Nel 1987 le Nazioni Unite hanno pubblicato il Rapporto Brundtland, che comprendeva quella che oggi è una delle definizioni più generalmente accettate di sostenibilità: "Lo sviluppo sostenibile è quello che soddisfa le esigenze del presente senza compromettere la possibilità che le generazioni future soddisfino le loro". L'aspetto intrigante di questa definizione è che si basa sull'idea di 'esigenza'. Il punto è come lavorare su quell'idea in quanto architetti, e individuare quali siano le esigenze in questione. Nella nostra società, lo sviluppo è sicuramente sentito come esigenza. In altre parole, la crescita del bisogno di bisogni rappresenta un'esigenza. Il discorso finisce per mordersi la coda. Quando si parla di sostenibilità, prima o poi si finisce con il parlare di problemi esistenziali, come lo scopo della vita. Nella nostra mostra volevamo analizzare come queste nuove morali influenzino la vita quotidiana a Lovanio.

La cappella Romaanse Poort dopo la prima riunione del comitato direttivo del Climate Neutral 2030 di Leuven

Potete parlarci della mostra di Lovanio e spiegarci come mai questo processo ha portato a realizzare dipinti?
Lovanio è una piccola città a 25 km da Bruxelles. La presenza dell'Università cattolica ha generato una forte tradizione cattolica e comportamenti profondamente etici, oltre a una grande fiducia nella tecnologia. Questi fattori hanno costituito un terreno molto fertile per le idee sulla sostenibilità. Lovanio ha maturato il proposito solenne di diventare, entro il 2030, una città a zero emissioni di carbonio. Sono fortunati, perché non hanno industrie pesanti, ma questo obiettivo resta comunque molto ambizioso. Il nostro intento è innescare un dialogo a partire dallo slogan "Zero emissioni di carbonio nel 2030", osservando la situazione del 2012 e ciò che accade giorno per giorno per preparare la società sostenibile di domani. Koen Berghmans, un nostro collega, ha fotografato le attività quotidiane di Lovanio—dalle lezioni di cucina vegetariana ai repair cafés—e fatto ricerca su nuovi materiali da costruzione. Il risultato è stata la produzione di centinaia di immagini, tra le quali abbiamo attentamente selezionato 16 scene, poi tradotte in dipinti dal pittore di origine svizzera/olandese/slovena Robert Suermondt, che ha studio a Bruxelles. Si può dire che si è trattato di un vero e proprio incarico decisamente vecchio stile. Volevamo usare la pittura per creare uno specchio per i visitatori, per aiutarli a identificarsi con le scene.
L'ultimo dipinto fa un po' da contrappeso agli altri. Dietro questa astratta retorica dell'economia intelligente dei materiali ci sono sempre dei lavoratori immigrati che fanno il lavoro sporco. Ci è sembrato molto importante equilibrare tutte queste innocenti immagini di borghesi consapevoli con la rappresentazione di una veduta più sgradevole di quello che ci sta dietro. Non ci preme denunciare una pratica in favore di un'altra, quanto mostrare che è difficile separare il buono dal cattivo.

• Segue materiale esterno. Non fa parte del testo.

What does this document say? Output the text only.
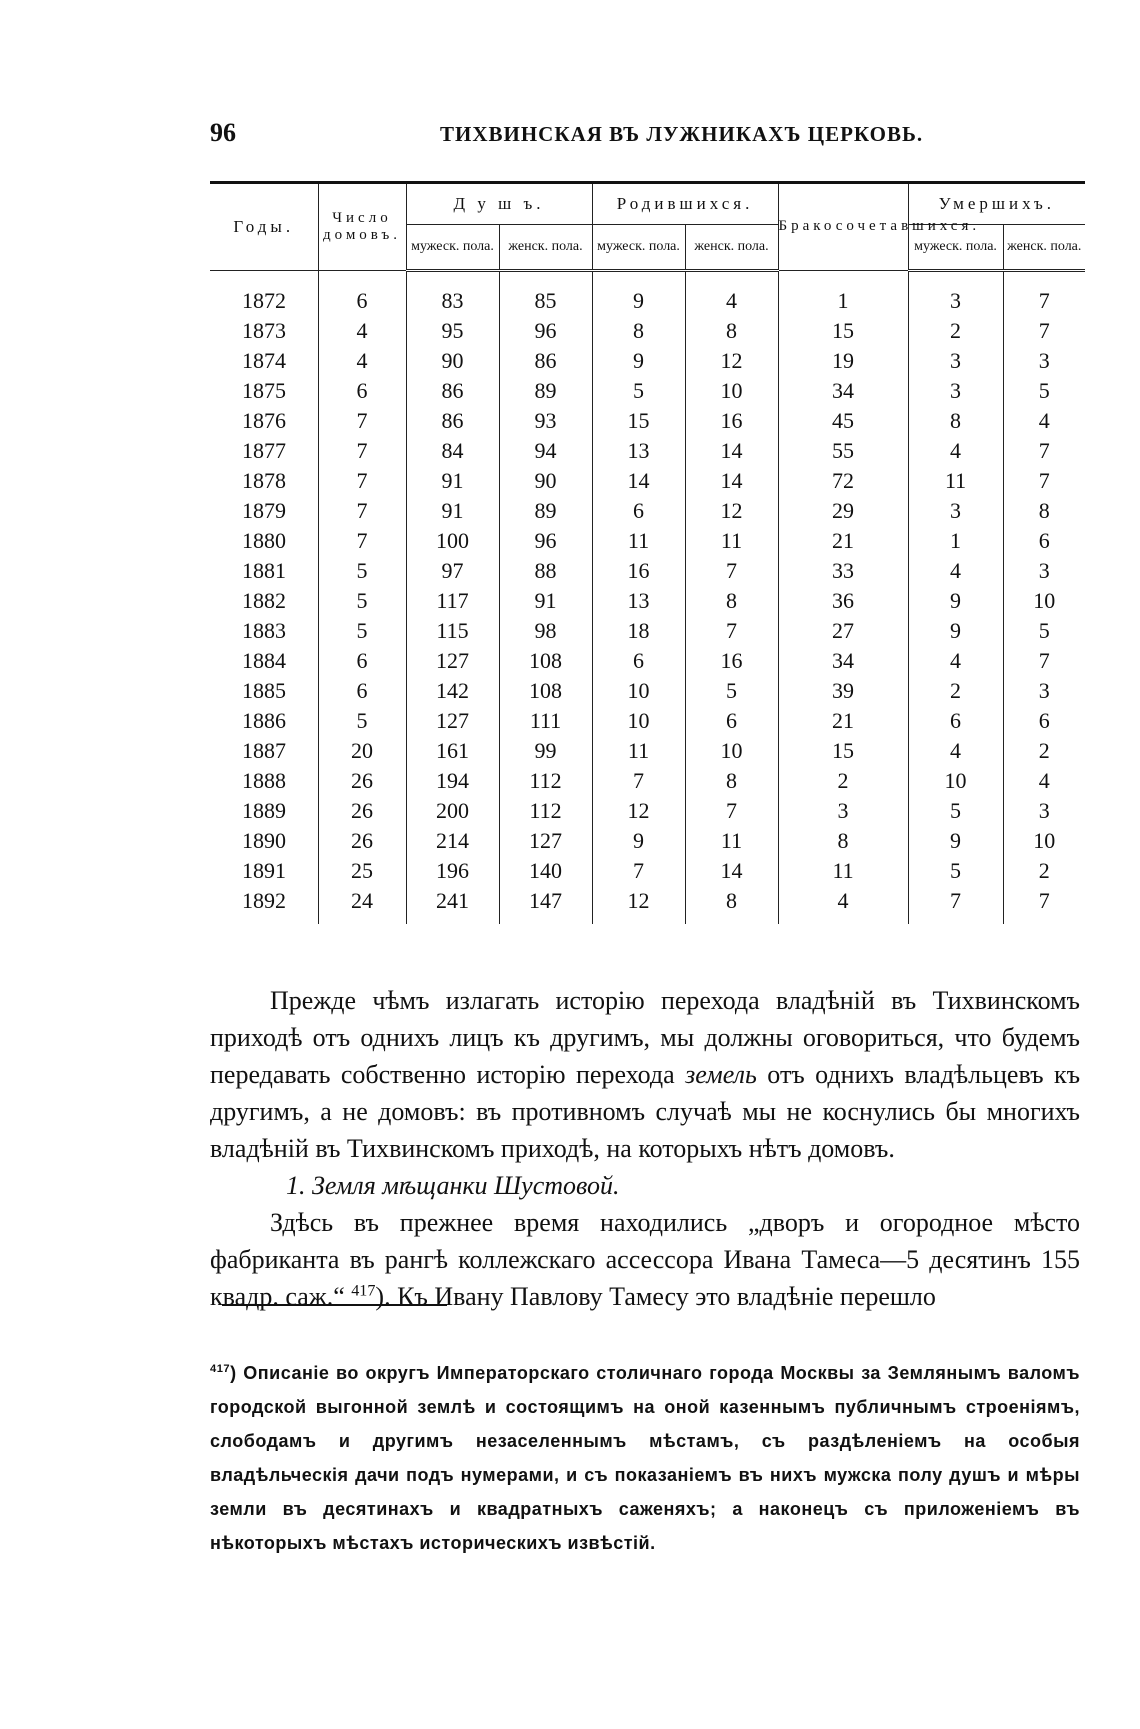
96	ТИХВИНСКАЯ ВЪ ЛУЖНИКАХЪ ЦЕРКОВЬ.
Годы.	Число домовъ.	Д у ш ъ.		Родившихся.		Бракосочетавшихся.	Умершихъ.	
		мужеск. пола.	женск. пола.	мужеск. пола.	женск. пола.		мужеск. пола.	женск. пола.

1872	6	83	85	9	4	1	3	7
1873	4	95	96	8	8	15	2	7
1874	4	90	86	9	12	19	3	3
1875	6	86	89	5	10	34	3	5
1876	7	86	93	15	16	45	8	4
1877	7	84	94	13	14	55	4	7
1878	7	91	90	14	14	72	11	7
1879	7	91	89	6	12	29	3	8
1880	7	100	96	11	11	21	1	6
1881	5	97	88	16	7	33	4	3
1882	5	117	91	13	8	36	9	10
1883	5	115	98	18	7	27	9	5
1884	6	127	108	6	16	34	4	7
1885	6	142	108	10	5	39	2	3
1886	5	127	111	10	6	21	6	6
1887	20	161	99	11	10	15	4	2
1888	26	194	112	7	8	2	10	4
1889	26	200	112	12	7	3	5	3
1890	26	214	127	9	11	8	9	10
1891	25	196	140	7	14	11	5	2
1892	24	241	147	12	8	4	7	7

Прежде чѣмъ излагать исторію перехода владѣній въ Тихвинскомъ приходѣ отъ однихъ лицъ къ другимъ, мы должны оговориться, что будемъ передавать собственно исторію перехода земель отъ однихъ владѣльцевъ къ другимъ, а не домовъ: въ противномъ случаѣ мы не коснулись бы многихъ владѣній въ Тихвинскомъ приходѣ, на которыхъ нѣтъ домовъ.

1. Земля мѣщанки Шустовой.

Здѣсь въ прежнее время находились „дворъ и огородное мѣсто фабриканта въ рангѣ коллежскаго ассессора Ивана Тамеса—5 десятинъ 155 квадр. саж.“ $^{417}$). Къ Ивану Павлову Тамесу это владѣніе перешло

$^{417}$) Описаніе во округъ Императорскаго столичнаго города Москвы за Землянымъ валомъ городской выгонной землѣ и состоящимъ на оной казеннымъ публичнымъ строеніямъ, слободамъ и другимъ незаселеннымъ мѣстамъ, съ раздѣленіемъ на особыя владѣльческія дачи подъ нумерами, и съ показаніемъ въ нихъ мужска полу душъ и мѣры земли въ десятинахъ и квадратныхъ саженяхъ; а наконецъ съ приложеніемъ въ нѣкоторыхъ мѣстахъ историческихъ извѣстій.
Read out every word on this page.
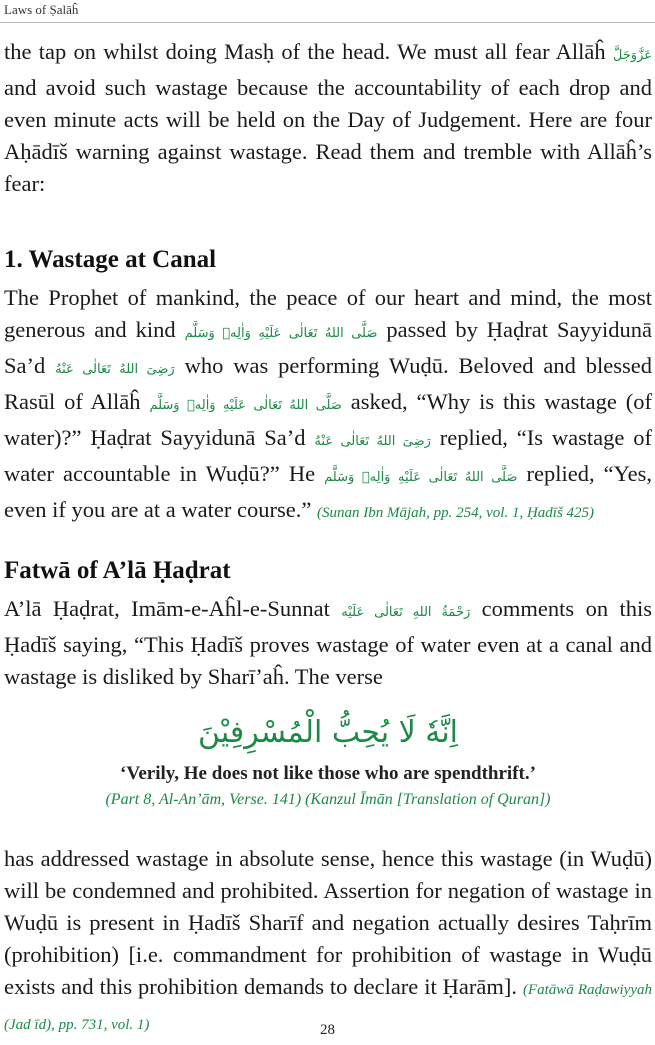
Laws of Ṣalāĥ

the tap on whilst doing Masḥ of the head. We must all fear Allāĥ عَزَّوَجَلَّ and avoid such wastage because the accountability of each drop and even minute acts will be held on the Day of Judgement. Here are four Aḥādīš warning against wastage. Read them and tremble with Allāĥ’s fear:

1. Wastage at Canal

The Prophet of mankind, the peace of our heart and mind, the most generous and kind صَلَّى اللهُ تَعَالٰى عَلَيْهِ وَاٰلِهٖ وَسَلَّم passed by Ḥaḍrat Sayyidunā Sa’d رَضِیَ اللهُ تَعَالٰی عَنْهُ who was performing Wuḍū. Beloved and blessed Rasūl of Allāĥ صَلَّى اللهُ تَعَالٰى عَلَيْهِ وَاٰلِهٖ وَسَلَّم asked, “Why is this wastage (of water)?” Ḥaḍrat Sayyidunā Sa’d رَضِیَ اللهُ تَعَالٰی عَنْهُ replied, “Is wastage of water accountable in Wuḍū?” He صَلَّى اللهُ تَعَالٰى عَلَيْهِ وَاٰلِهٖ وَسَلَّم replied, “Yes, even if you are at a water course.” (Sunan Ibn Mājah, pp. 254, vol. 1, Ḥadīš 425)

Fatwā of A’lā Ḥaḍrat

A’lā Ḥaḍrat, Imām-e-Aĥl-e-Sunnat رَحْمَةُ اللهِ تَعَالٰی عَلَيْه comments on this Ḥadīš saying, “This Ḥadīš proves wastage of water even at a canal and wastage is disliked by Sharī’aĥ. The verse

اِنَّهٗ لَا یُحِبُّ الْمُسْرِفِیْنَ
‘Verily, He does not like those who are spendthrift.’
(Part 8, Al-An’ām, Verse. 141) (Kanzul Īmān [Translation of Quran])

has addressed wastage in absolute sense, hence this wastage (in Wuḍū) will be condemned and prohibited. Assertion for negation of wastage in Wuḍū is present in Ḥadīš Sharīf and negation actually desires Taḥrīm (prohibition) [i.e. commandment for prohibition of wastage in Wuḍū exists and this prohibition demands to declare it Ḥarām]. (Fatāwā Raḍawiyyah (Jad īd), pp. 731, vol. 1)	28
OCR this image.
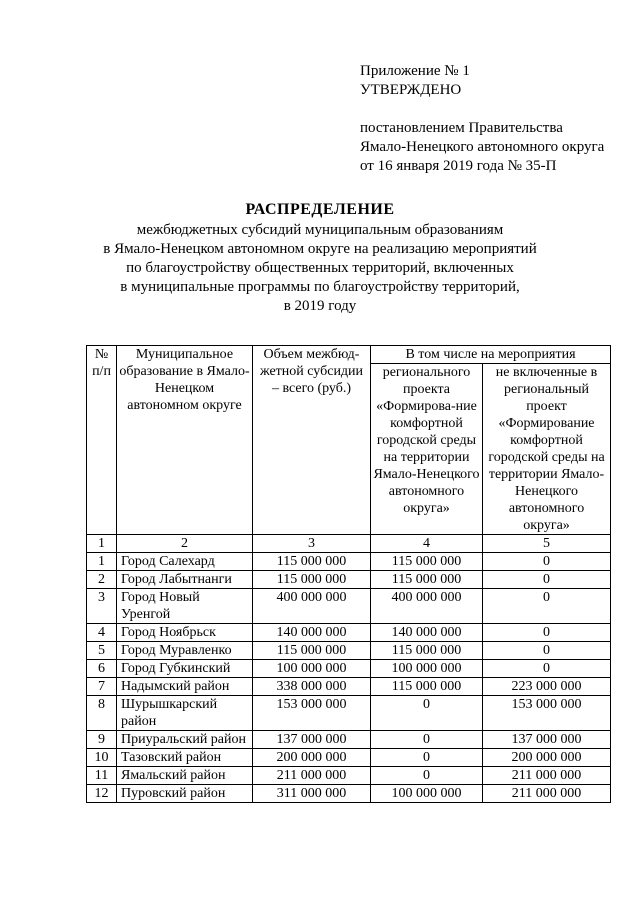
Приложение № 1
УТВЕРЖДЕНО
постановлением Правительства
Ямало-Ненецкого автономного округа
от 16 января 2019 года № 35-П
РАСПРЕДЕЛЕНИЕ
межбюджетных субсидий муниципальным образованиям
в Ямало-Ненецком автономном округе на реализацию мероприятий
по благоустройству общественных территорий, включенных
в муниципальные программы по благоустройству территорий,
в 2019 году
№ п/п	Муниципальное образование в Ямало-Ненецком автономном округе	Объем межбюд-жетной субсидии – всего (руб.)	В том числе на мероприятия	
			регионального проекта «Формирова-ние комфортной городской среды на территории Ямало-Ненецкого автономного округа»	не включенные в региональный проект «Формирование комфортной городской среды на территории Ямало-Ненецкого автономного округа»
1	2	3	4	5
1	Город Салехард	115 000 000	115 000 000	0
2	Город Лабытнанги	115 000 000	115 000 000	0
3	Город Новый Уренгой	400 000 000	400 000 000	0
4	Город Ноябрьск	140 000 000	140 000 000	0
5	Город Муравленко	115 000 000	115 000 000	0
6	Город Губкинский	100 000 000	100 000 000	0
7	Надымский район	338 000 000	115 000 000	223 000 000
8	Шурышкарский район	153 000 000	0	153 000 000
9	Приуральский район	137 000 000	0	137 000 000
10	Тазовский район	200 000 000	0	200 000 000
11	Ямальский район	211 000 000	0	211 000 000
12	Пуровский район	311 000 000	100 000 000	211 000 000
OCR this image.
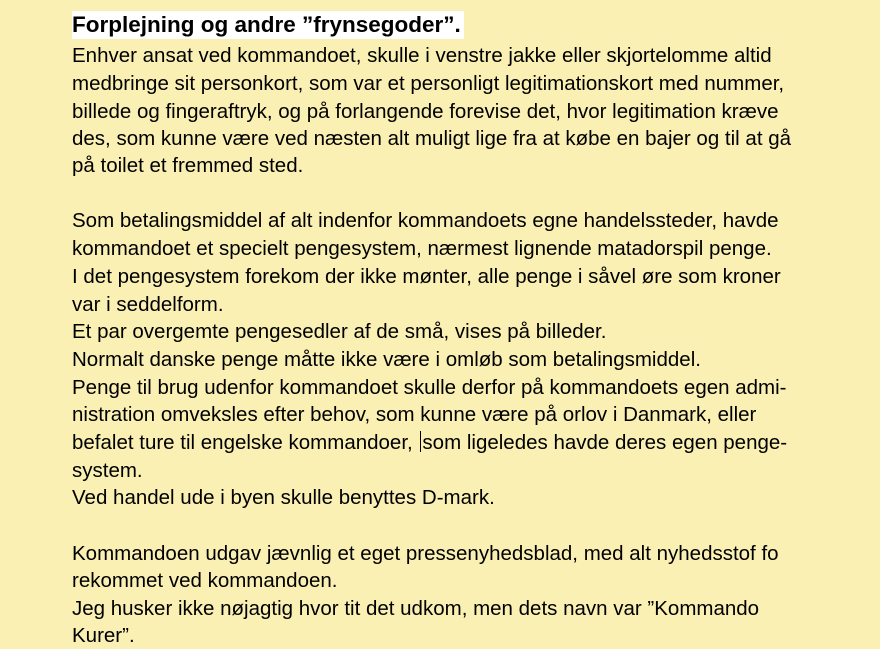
Forplejning og andre ”frynsegoder”.
Enhver ansat ved kommandoet, skulle i venstre jakke eller skjortelomme altid
medbringe sit personkort, som var et personligt legitimationskort med nummer,
billede og fingeraftryk, og på forlangende forevise det, hvor legitimation kræve
des, som kunne være ved næsten alt muligt lige fra at købe en bajer og til at gå
på toilet et fremmed sted.
Som betalingsmiddel af alt indenfor kommandoets egne handelssteder, havde
kommandoet et specielt pengesystem, nærmest lignende matadorspil penge.
I det pengesystem forekom der ikke mønter, alle penge i såvel øre som kroner
var i seddelform.
Et par overgemte pengesedler af de små, vises på billeder.
Normalt danske penge måtte ikke være i omløb som betalingsmiddel.
Penge til brug udenfor kommandoet skulle derfor på kommandoets egen admi-
nistration omveksles efter behov, som kunne være på orlov i Danmark, eller
befalet ture til engelske kommandoer, som ligeledes havde deres egen penge-
system.
Ved handel ude i byen skulle benyttes D-mark.
Kommandoen udgav jævnlig et eget pressenyhedsblad, med alt nyhedsstof fo
rekommet ved kommandoen.
Jeg husker ikke nøjagtig hvor tit det udkom, men dets navn var ”Kommando
Kurer”.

Visitatori a passeggio nel futuro orto di De Wakkere Akker, a Herent

Avete scelto di prendere le distanze da una pittura immediatamente fotografica. Che cosa ha ispirato questa decisione?
Dato che siamo continuamente bombardati di immagini, è molto difficile conquistare l'attenzione di qualcuno con un'immagine. È il motivo per cui anche a Lovanio volevamo esporre dei dipinti, perché quel che stiamo facendo è presentare Lovanio a Lovanio, le persone dei dipinti sono le stesse che stanno di fronte ai dipinti. Come si fa a mettere uno specchio di fronte a qualcuno? E come si fa a far capire il significato simbolico della raccolta differenziata? Un dipinto si legge molto più facilmente come una specie di dispositivo simbolico o metaforico che come un'immagine. In questo caso volevamo mettere chi guarda di fronte a uno specchio. E quindi ci servivano dei dispositivi che favorissero l'identificazione dell'osservatore con la scena.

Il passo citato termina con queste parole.